Наши друзья ошибаются. Мы скажем им новость, хотя эта новость, по существу своему, есть вещь очень старая. Россия обладает своего рода политической свободой; она есть страна не менее других конституционная, только не так, как другие, что зависит от ее натуры, которая, даже друзьям в угоду, измениться не может. Как и в других странах, в России есть законы; есть и закон, которым печать учреждается и которым определяется ее независимость.

Мы скажем более, и скажем совершенную истину. Печать в России, и, быть может, только в России, находится в условиях, дозволяющих ей достигать чистой независимости. Мы не знаем ни одного органа в иностранной печати, который мог бы в истинном смысле назваться независимым. В так называемых конституционных, в противоположность России, государствах есть партии, которые борются за власть и во власти участвуют. Политическая печать в этих странах служит для этих своевластных партий органом. Печать в этих странах не есть выражение совести, свободной от власти и не замешанной в интересы борющихся за нее партий. Каждый из этих органов имеет своим назначением способствовать успеху своей партии и заботится не о том, чтобы раскрыть и разъяснить дело, а чтобы запутать и затемнить его.
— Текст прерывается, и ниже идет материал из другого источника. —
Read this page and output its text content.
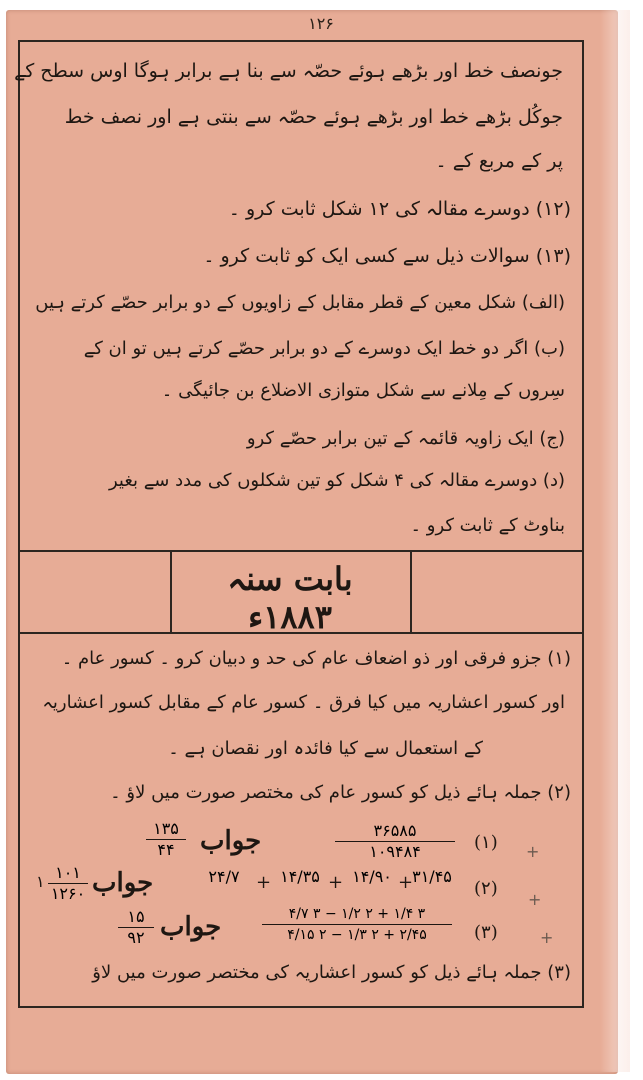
۱۲۶
جونصف خط اور بڑھے ہوئے حصّہ سے بنا ہے برابر ہوگا اوس سطح کے
جوکُل بڑھے خط اور بڑھے ہوئے حصّہ سے بنتی ہے اور نصف خط
پر کے مربع کے ۔
(۱۲) دوسرے مقالہ کی ۱۲ شکل ثابت کرو ۔
(۱۳) سوالات ذیل سے کسی ایک کو ثابت کرو ۔
(الف) شکل معین کے قطر مقابل کے زاویوں کے دو برابر حصّے کرتے ہیں
(ب) اگر دو خط ایک دوسرے کے دو برابر حصّے کرتے ہیں تو ان کے
سِروں کے مِلانے سے شکل متوازی الاضلاع بن جائیگی ۔
(ج) ایک زاویہ قائمہ کے تین برابر حصّے کرو
(د) دوسرے مقالہ کی ۴ شکل کو تین شکلوں کی مدد سے بغیر
بناوٹ کے ثابت کرو ۔
بابت سنہ ۱۸۸۳ء
(۱) جزو فرقی اور ذو اضعاف عام کی حد و دبیان کرو ۔ کسور عام ۔
اور کسور اعشاریہ میں کیا فرق ۔ کسور عام کے مقابل کسور اعشاریہ
کے استعمال سے کیا فائدہ اور نقصان ہے ۔
(۲) جملہ ہائے ذیل کو کسور عام کی مختصر صورت میں لاؤ ۔
(۱)
۳۶۵۸۵
۱۰۹۴۸۴
جواب
۱۳۵
۴۴	+
(۲)
۳۱/۴۵
۱۴/۹۰
۱۴/۳۵
۲۴/۷	+
+
+
جواب
۱ ۱۰۱
۱۲۶۰	+
(۳)
۴/۷ ۳ − ۱/۲ ۲ + ۱/۴ ۳
۴/۱۵ ۲ − ۱/۳ ۲ + ۲/۴۵
جواب
۱۵
۹۲	+
(۳) جملہ ہائے ذیل کو کسور اعشاریہ کی مختصر صورت میں لاؤ
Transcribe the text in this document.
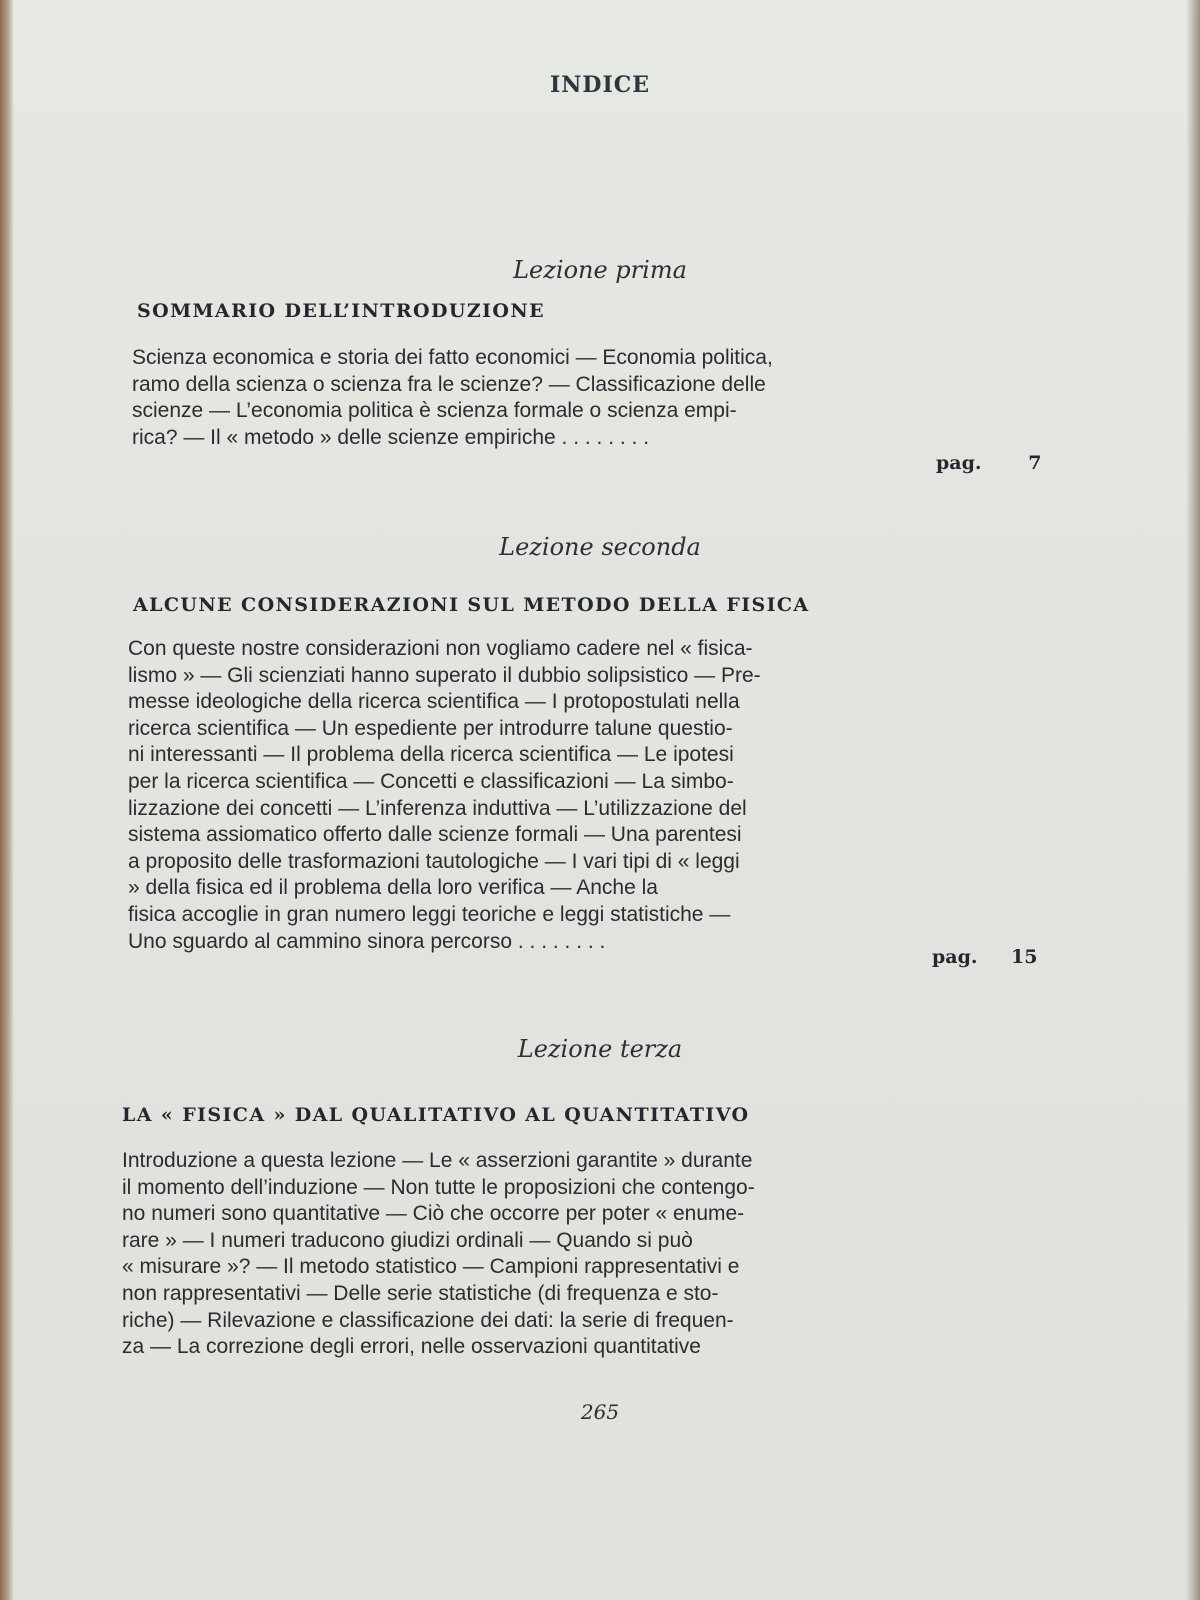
INDICE
Lezione prima
SOMMARIO DELL’INTRODUZIONE
Scienza economica e storia dei fatto economici — Economia politica,
ramo della scienza o scienza fra le scienze? — Classificazione delle
scienze — L’economia politica è scienza formale o scienza empi-
rica? — Il « metodo » delle scienze empiriche . . . . . . . .
pag. 7
Lezione seconda
ALCUNE CONSIDERAZIONI SUL METODO DELLA FISICA
Con queste nostre considerazioni non vogliamo cadere nel « fisica-
lismo » — Gli scienziati hanno superato il dubbio solipsistico — Pre-
messe ideologiche della ricerca scientifica — I protopostulati nella
ricerca scientifica — Un espediente per introdurre talune questio-
ni interessanti — Il problema della ricerca scientifica — Le ipotesi
per la ricerca scientifica — Concetti e classificazioni — La simbo-
lizzazione dei concetti — L’inferenza induttiva — L’utilizzazione del
sistema assiomatico offerto dalle scienze formali — Una parentesi
a proposito delle trasformazioni tautologiche — I vari tipi di « leggi
» della fisica ed il problema della loro verifica — Anche la
fisica accoglie in gran numero leggi teoriche e leggi statistiche —
Uno sguardo al cammino sinora percorso . . . . . . . .
pag. 15
Lezione terza
LA « FISICA » DAL QUALITATIVO AL QUANTITATIVO
Introduzione a questa lezione — Le « asserzioni garantite » durante
il momento dell’induzione — Non tutte le proposizioni che contengo-
no numeri sono quantitative — Ciò che occorre per poter « enume-
rare » — I numeri traducono giudizi ordinali — Quando si può
« misurare »? — Il metodo statistico — Campioni rappresentativi e
non rappresentativi — Delle serie statistiche (di frequenza e sto-
riche) — Rilevazione e classificazione dei dati: la serie di frequen-
za — La correzione degli errori, nelle osservazioni quantitative
265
В России же, где таких партий не имеется, именно и возможны совершенно независимые органы. От правительства печать в России, по существу своего учреждения, зависима лишь в том смысле, в каком все во всякой стране находится в зависимости от предержащей власти, дающей законы, их исполняющей и бодрствующей над их исполнением.

Это правда, что специально установленные правительственные власти обязаны наблюдать за направлением печати в России, но точно так же, как правительственные же власти обязаны наблюдать за порядком и благочинием на публичных путях и ограждать общественную безопасность. Только в таком общем смысле печать в России зависима от правительства.
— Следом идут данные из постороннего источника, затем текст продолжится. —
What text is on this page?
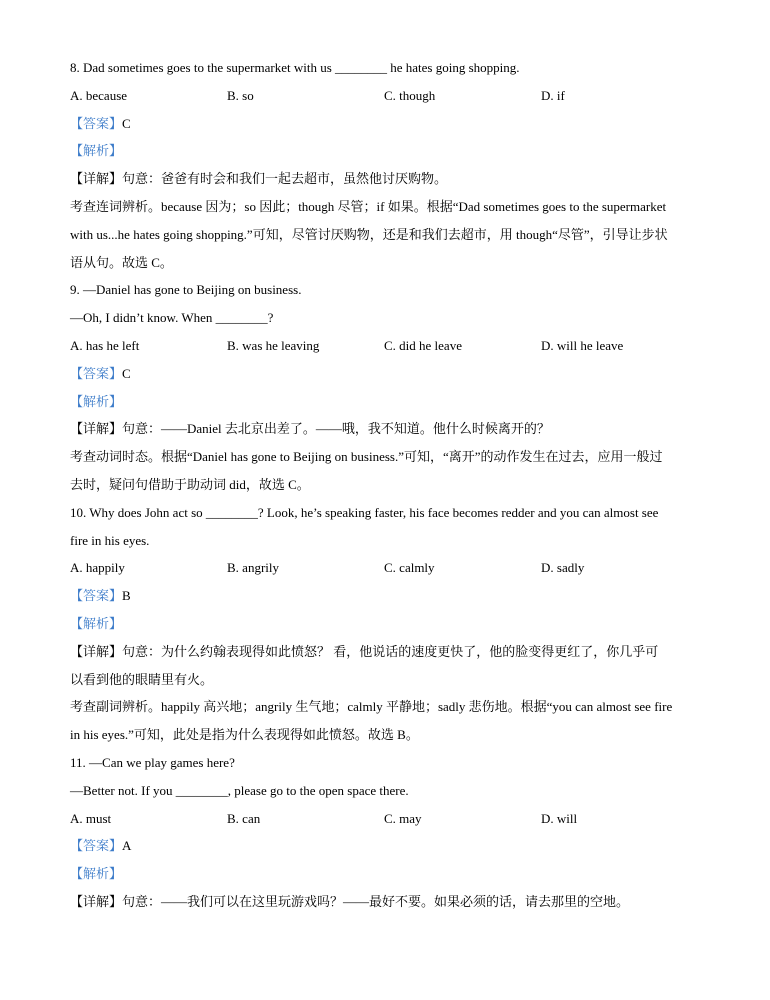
8. Dad sometimes goes to the supermarket with us ________ he hates going shopping.
A. because	B. so	C. though	D. if
【答案】C
【解析】
【详解】句意：爸爸有时会和我们一起去超市，虽然他讨厌购物。
考查连词辨析。because 因为；so 因此；though 尽管；if 如果。根据“Dad sometimes goes to the supermarket
with us...he hates going shopping.”可知，尽管讨厌购物，还是和我们去超市，用 though“尽管”，引导让步状
语从句。故选 C。
9. —Daniel has gone to Beijing on business.
—Oh, I didn’t know. When ________?
A. has he left	B. was he leaving	C. did he leave	D. will he leave
【答案】C
【解析】
【详解】句意：——Daniel 去北京出差了。——哦，我不知道。他什么时候离开的？
考查动词时态。根据“Daniel has gone to Beijing on business.”可知，“离开”的动作发生在过去，应用一般过
去时，疑问句借助于助动词 did，故选 C。
10. Why does John act so ________? Look, he’s speaking faster, his face becomes redder and you can almost see
fire in his eyes.
A. happily	B. angrily	C. calmly	D. sadly
【答案】B
【解析】
【详解】句意：为什么约翰表现得如此愤怒？ 看，他说话的速度更快了，他的脸变得更红了，你几乎可
以看到他的眼睛里有火。
考查副词辨析。happily 高兴地；angrily 生气地；calmly 平静地；sadly 悲伤地。根据“you can almost see fire
in his eyes.”可知，此处是指为什么表现得如此愤怒。故选 B。
11. —Can we play games here?
—Better not. If you ________, please go to the open space there.
A. must	B. can	C. may	D. will
【答案】A
【解析】
【详解】句意：——我们可以在这里玩游戏吗？——最好不要。如果必须的话，请去那里的空地。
Правительство, говорят, в России всесильно; оно может-де по своему усмотрению наложить запрет на всякое мнение, хотя бы и законное, но ему неугодное. Но что такое «правительство» и что такое «может»? Лицам, находящимся во власти, не все всегда нравится и многое может казаться неудобным. Но следует ли отсюда, чтобы они считали себя вправе делать все, что каждому из них в данный момент нравится, и нарушать законный порядок по личному усмотрению? «Может»! Всякий может сделать многое, что запрещается и законом, и нравственностью, и честью, но не все такое в благоустроенном обществе делается, так что мы безопасно ходим по улицам, не подвергаясь разбойничьим нападениям.
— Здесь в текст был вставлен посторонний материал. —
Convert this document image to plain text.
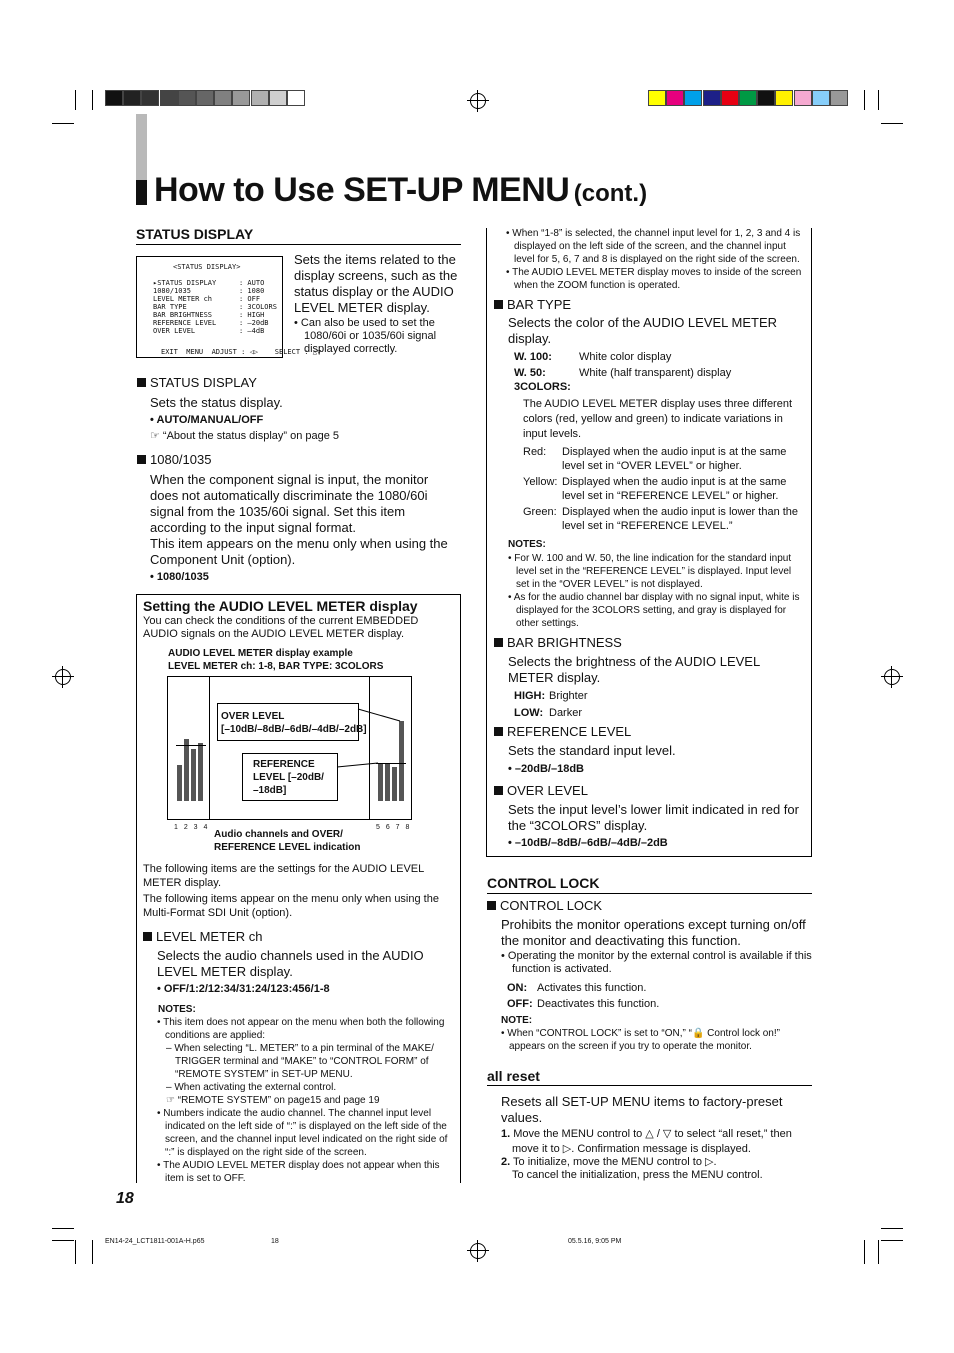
How to Use SET-UP MENU (cont.)
STATUS DISPLAY
<STATUS DISPLAY>
▸STATUS DISPLAY	: AUTO
1080/1035	: 1080
LEVEL METER ch	: OFF
BAR TYPE	: 3COLORS
BAR BRIGHTNESS	: HIGH
REFERENCE LEVEL	: –20dB
OVER LEVEL	: –4dB
EXIT  MENU  ADJUST : ◁▷    SELECT : △▽
Sets the items related to the display screens, such as the status display or the AUDIO LEVEL METER display.
• Can also be used to set the 1080/60i or 1035/60i signal displayed correctly.
STATUS DISPLAY
Sets the status display.
• AUTO/MANUAL/OFF
☞ “About the status display” on page 5
1080/1035
When the component signal is input, the monitor does not automatically discriminate the 1080/60i signal from the 1035/60i signal. Set this item according to the input signal format.
This item appears on the menu only when using the Component Unit (option).
• 1080/1035
Setting the AUDIO LEVEL METER display
You can check the conditions of the current EMBEDDED AUDIO signals on the AUDIO LEVEL METER display.
AUDIO LEVEL METER display example
LEVEL METER ch: 1-8, BAR TYPE: 3COLORS
OVER LEVEL
[–10dB/–8dB/–6dB/–4dB/–2dB]
REFERENCE
LEVEL [–20dB/
–18dB]
1 2 3 4	5 6 7 8
Audio channels and OVER/
REFERENCE LEVEL indication
The following items are the settings for the AUDIO LEVEL METER display.
The following items appear on the menu only when using the Multi-Format SDI Unit (option).
LEVEL METER ch
Selects the audio channels used in the AUDIO LEVEL METER display.
• OFF/1:2/12:34/31:24/123:456/1-8
NOTES:
• This item does not appear on the menu when both the following conditions are applied:
– When selecting “L. METER” to a pin terminal of the MAKE/ TRIGGER terminal and “MAKE” to “CONTROL FORM” of “REMOTE SYSTEM” in SET-UP MENU.
– When activating the external control.
☞ “REMOTE SYSTEM” on page15 and page 19
• Numbers indicate the audio channel. The channel input level indicated on the left side of “:” is displayed on the left side of the screen, and the channel input level indicated on the right side of “:” is displayed on the right side of the screen.
• The AUDIO LEVEL METER display does not appear when this item is set to OFF.
18
• When “1-8” is selected, the channel input level for 1, 2, 3 and 4 is displayed on the left side of the screen, and the channel input level for 5, 6, 7 and 8 is displayed on the right side of the screen.
• The AUDIO LEVEL METER display moves to inside of the screen when the ZOOM function is operated.
BAR TYPE
Selects the color of the AUDIO LEVEL METER display.
W. 100: White color display
W. 50:	White (half transparent) display
3COLORS:
The AUDIO LEVEL METER display uses three different colors (red, yellow and green) to indicate variations in input levels.
Red: Displayed when the audio input is at the same level set in “OVER LEVEL” or higher.
Yellow: Displayed when the audio input is at the same level set in “REFERENCE LEVEL” or higher.
Green: Displayed when the audio input is lower than the level set in “REFERENCE LEVEL.”
NOTES:
• For W. 100 and W. 50, the line indication for the standard input level set in the “REFERENCE LEVEL” is displayed. Input level set in the “OVER LEVEL” is not displayed.
• As for the audio channel bar display with no signal input, white is displayed for the 3COLORS setting, and gray is displayed for other settings.
BAR BRIGHTNESS
Selects the brightness of the AUDIO LEVEL METER display.
HIGH: Brighter
LOW: Darker
REFERENCE LEVEL
Sets the standard input level.
• –20dB/–18dB
OVER LEVEL
Sets the input level’s lower limit indicated in red for the “3COLORS” display.
• –10dB/–8dB/–6dB/–4dB/–2dB
CONTROL LOCK
CONTROL LOCK
Prohibits the monitor operations except turning on/off the monitor and deactivating this function.
• Operating the monitor by the external control is available if this function is activated.
ON: Activates this function.
OFF: Deactivates this function.
NOTE:
• When “CONTROL LOCK” is set to “ON,” “🔒 Control lock on!” appears on the screen if you try to operate the monitor.
all reset
Resets all SET-UP MENU items to factory-preset values.
1. Move the MENU control to △ / ▽ to select “all reset,” then
move it to ▷. Confirmation message is displayed.
2. To initialize, move the MENU control to ▷.
To cancel the initialization, press the MENU control.
EN14-24_LCT1811-001A-H.p65	18	05.5.16, 9:05 PM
В государстве как Россия, сохранившем непоколебимую, бесспорную и священную власть, лица, облеченные ее полномочиями, менее чем где-либо вправе насиловать законную свободу и прибегать ко лжи и обману, которые служат обычным средством правительств в странах так называемых конституционных. Если что-либо подобное у нас бывает, то это не правило, на которое наши заграничные друзья могли бы ссылаться, а нарушение правила, роняющее достоинство власти.

* * *

Но мы сказали не все; наша речь еще впереди. Говорят, что Россия лишена политической свободы; говорят, что хотя русским подданным и предоставлена законная гражданская свобода, но что они не имеют прав политических.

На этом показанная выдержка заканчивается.